This adjusting process is described by personnel specialists as follows:
'The raw scores were converted to percentage scores by adding fifteen points to the score of each individual.'
After the 1955 examination which the plaintiff took for promotion to Lieutenant and in advance of publication of the roster it was discovered that the situation as to the written test was similar to that in 1954 as above related, and by way of adjustment 15 points were added to the score of each applicant as had been done in 1954. Following this adjustment the promotion register for eligibles for promotion to Lieutenant was certified by the Promotion Board. The first three candidates stood as follows: the plaintiff 86,8, Edwin Sutley 84.8, and Albert Krueger 83.4. If the adjustment had not been made the plaintiff's score on the examination as a whole would have been 71.8 -- a little above a passing rating, and none of the other eleven Sergeants taking the promotion examination for Lieutenant would have passed despite service by each of them of seven years or more on the United States Park Police force.

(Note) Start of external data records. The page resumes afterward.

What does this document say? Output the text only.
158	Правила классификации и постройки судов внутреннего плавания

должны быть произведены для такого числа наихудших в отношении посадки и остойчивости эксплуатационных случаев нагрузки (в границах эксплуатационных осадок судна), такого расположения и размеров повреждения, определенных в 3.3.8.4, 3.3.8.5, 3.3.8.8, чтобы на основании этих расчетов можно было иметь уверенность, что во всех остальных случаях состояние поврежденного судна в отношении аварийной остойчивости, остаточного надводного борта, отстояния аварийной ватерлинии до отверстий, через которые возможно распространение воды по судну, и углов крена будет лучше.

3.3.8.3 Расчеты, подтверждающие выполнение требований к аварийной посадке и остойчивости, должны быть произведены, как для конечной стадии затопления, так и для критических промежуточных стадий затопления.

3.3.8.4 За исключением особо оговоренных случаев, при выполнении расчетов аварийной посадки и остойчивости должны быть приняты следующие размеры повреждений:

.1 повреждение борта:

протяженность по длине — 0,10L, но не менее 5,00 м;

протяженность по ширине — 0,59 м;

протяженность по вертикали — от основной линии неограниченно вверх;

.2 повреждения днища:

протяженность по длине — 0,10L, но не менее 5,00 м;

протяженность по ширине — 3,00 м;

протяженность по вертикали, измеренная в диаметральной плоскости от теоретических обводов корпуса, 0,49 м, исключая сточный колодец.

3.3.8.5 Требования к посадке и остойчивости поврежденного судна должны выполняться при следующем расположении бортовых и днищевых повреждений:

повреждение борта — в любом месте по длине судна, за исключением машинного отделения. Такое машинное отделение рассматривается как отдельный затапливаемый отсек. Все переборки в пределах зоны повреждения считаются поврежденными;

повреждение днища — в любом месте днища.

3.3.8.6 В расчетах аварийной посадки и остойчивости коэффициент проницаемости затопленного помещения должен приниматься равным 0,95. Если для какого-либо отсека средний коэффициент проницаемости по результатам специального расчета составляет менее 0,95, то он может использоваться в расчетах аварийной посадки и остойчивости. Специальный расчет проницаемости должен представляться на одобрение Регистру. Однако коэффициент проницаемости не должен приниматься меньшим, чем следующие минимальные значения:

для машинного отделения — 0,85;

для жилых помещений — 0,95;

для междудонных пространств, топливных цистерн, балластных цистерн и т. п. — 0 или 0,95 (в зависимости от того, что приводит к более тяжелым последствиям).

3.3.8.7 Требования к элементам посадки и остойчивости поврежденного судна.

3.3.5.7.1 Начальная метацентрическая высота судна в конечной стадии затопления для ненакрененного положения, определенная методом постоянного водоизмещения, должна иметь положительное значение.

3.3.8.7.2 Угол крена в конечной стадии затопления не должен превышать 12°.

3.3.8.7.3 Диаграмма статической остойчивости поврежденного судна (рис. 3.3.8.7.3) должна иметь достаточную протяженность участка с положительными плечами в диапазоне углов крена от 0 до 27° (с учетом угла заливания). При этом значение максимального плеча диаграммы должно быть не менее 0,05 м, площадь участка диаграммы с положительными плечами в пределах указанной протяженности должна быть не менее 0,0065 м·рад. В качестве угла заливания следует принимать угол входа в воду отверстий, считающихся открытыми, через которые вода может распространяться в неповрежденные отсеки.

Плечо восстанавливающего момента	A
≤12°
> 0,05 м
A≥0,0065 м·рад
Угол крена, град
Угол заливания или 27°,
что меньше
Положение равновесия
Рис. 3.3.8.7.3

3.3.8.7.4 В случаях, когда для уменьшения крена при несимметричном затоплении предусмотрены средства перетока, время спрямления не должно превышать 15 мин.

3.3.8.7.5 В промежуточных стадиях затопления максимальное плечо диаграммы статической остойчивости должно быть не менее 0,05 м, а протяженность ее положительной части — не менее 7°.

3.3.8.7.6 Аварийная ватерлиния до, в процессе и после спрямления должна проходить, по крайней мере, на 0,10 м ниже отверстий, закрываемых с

The plaintiff having challenged the official action relative to the addition of 15 points, the applicable principle to be applied is as stated in Hammond v. Hull, 76 U.S.App.D.C. 301, at page 303, 131 F.2d 23, at page 25:
'The presumption of validity attends official action, and the burden of proof to the contrary is upon one who challenges the action.'
It is the view of the court that the plaintiff has not sustained the burden of proving that the addition of the 15 points to the scores of candidates was improper or violative of the established Promotion Policy of the United States Park Police.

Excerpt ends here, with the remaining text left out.